Если школьная учеба или организованный школьный отдых не приспособлены для организма детей, если они требуют слишком долгого и напряженного внимания, или предлагаются вниманию слишком трудные и утомительные объекты, или, наоборот, занимают это внимание слишком ничтожными предметами, если в работе и отдыхе нет достодолжной смены, если дети не втягиваются в определенную активность, не проявляют своих волевых импульсов, лишены возможности двигаться, лишены свободы и чувствуют это лишение, тогда, конечно, детский организм страдает.
Это внутреннее недомогание, индивидуальное или коллективное, выражается у разных натур разно. Зевота, сонливость, туповатое равнодушие к тому, что делается вокруг, — это с одной стороны; переглядывание, перешептывание, посторонние занятия, рассеяние энергии по совершенно непредвиденным путям, выдумывание всяких, не особенно заметных для педагога развлечений и шуток, которые сдобрили бы мертвящую скуку, — это второе выражение такого недомогания. И если первое постепенно выращивает так называемые неспособность, малоуспешность, доводит порою до какого то отупения, то второе, при попустительстве, разрастается в пакостничество, иногда в коллективное третирование авторитета учителя и школы, в такой протест против школы, который перебрасывается потом на весь общественный порядок и воспитывает особый тип школьного бунтаря.

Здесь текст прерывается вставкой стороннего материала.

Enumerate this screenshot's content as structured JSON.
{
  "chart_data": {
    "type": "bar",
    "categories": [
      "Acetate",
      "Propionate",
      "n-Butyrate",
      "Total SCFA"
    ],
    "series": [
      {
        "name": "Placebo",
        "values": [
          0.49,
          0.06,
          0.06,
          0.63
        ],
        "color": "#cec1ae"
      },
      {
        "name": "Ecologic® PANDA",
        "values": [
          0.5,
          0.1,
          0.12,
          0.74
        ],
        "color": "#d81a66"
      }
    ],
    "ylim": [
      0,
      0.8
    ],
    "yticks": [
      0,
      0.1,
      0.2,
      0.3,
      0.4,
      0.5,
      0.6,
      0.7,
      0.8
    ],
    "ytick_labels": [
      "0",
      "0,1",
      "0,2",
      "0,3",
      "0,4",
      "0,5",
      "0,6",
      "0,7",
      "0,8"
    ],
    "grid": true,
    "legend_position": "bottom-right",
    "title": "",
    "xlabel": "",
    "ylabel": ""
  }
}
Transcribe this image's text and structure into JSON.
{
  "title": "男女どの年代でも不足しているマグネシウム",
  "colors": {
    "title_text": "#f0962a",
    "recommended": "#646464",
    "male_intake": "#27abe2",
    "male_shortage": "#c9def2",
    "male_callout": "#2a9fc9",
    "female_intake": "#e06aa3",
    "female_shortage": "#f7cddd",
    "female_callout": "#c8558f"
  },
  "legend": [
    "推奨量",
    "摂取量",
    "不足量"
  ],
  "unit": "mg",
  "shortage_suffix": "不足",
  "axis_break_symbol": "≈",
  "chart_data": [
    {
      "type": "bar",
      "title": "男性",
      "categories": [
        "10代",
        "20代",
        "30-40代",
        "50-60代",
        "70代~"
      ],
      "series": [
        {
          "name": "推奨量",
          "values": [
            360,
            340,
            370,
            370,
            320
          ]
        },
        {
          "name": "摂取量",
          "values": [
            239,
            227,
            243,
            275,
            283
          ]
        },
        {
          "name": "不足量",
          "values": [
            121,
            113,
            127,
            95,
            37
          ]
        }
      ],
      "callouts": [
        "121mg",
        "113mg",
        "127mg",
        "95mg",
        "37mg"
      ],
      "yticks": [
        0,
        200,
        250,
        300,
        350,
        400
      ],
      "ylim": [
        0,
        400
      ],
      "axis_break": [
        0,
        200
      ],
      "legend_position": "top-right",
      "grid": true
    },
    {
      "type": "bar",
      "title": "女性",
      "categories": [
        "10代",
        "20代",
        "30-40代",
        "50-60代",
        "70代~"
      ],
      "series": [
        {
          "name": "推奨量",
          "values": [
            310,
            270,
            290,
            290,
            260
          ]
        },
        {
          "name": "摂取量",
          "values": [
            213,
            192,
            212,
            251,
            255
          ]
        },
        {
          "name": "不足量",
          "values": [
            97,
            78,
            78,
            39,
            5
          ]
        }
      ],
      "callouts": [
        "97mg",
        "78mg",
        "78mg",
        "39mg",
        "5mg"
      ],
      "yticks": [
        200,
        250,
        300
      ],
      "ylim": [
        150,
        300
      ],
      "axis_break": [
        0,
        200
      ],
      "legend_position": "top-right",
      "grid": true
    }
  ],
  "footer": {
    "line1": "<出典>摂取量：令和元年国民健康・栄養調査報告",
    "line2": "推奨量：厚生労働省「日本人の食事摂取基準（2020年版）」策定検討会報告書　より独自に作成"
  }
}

Царская школа и буржуазная школа вгоняет детей в свои искусственные, не соответствующие детскому темпераменту, особенностям детского ума, подвижности детской натуры рамки насильственно, путем так называемых дисциплинарных мер, доходящих иногда до чрезвычайной жестокости. Эти меры сламывают наиболее слабых, бросают огромное количество детей в состояние вышеуказанного отупения, делают еще более изощренными и хитрыми формы их озорства и вместе с тем крепят тот тип школьного бунтаря, который в рамках буржуазной и царской школы является весьма положительной фигурой и часто превращается в революционера.
Если бы в рамках нашей школы дети тоже встречали бы коллектив, организованный в формы, не примиримые с особенностями детского организма, если бы мы путем дисциплинарных мер, хотя бы и более мягких, чем в царской или современной немецкой школе, стремились вогнать детей в эти рамки, мы имели бы такие же результаты, имели бы тупиц, озорников и протестантов, и из этих протестантов, чего доброго, могли бы потом вырасти контрреволюционеры. Если бы, имея неправильную установку, попустительствовали так называемой полной свободе детей, то дети разнесли бы наш школьный порядок, они превратились бы в своевольную банду, вместо воспитания для жизни в организованном коммунистическом обществе мы воспитали бы мелких анархистов–индивидуалистов, может быть, прямо с бандитско–хулиганскими наклонностями. Вывод совершенно ясен. Ни дисциплина, ни отсутствие дисцилины при неправильной организации школьных занятий помочь не могут.
Естественное условие, при котором подавляющее большинство школьного коллектива вольно и радостно укладывается в рамки своего труда и своей игры, это такой уклад школьной жизни, который построен в глубоком соответствии с природой детей.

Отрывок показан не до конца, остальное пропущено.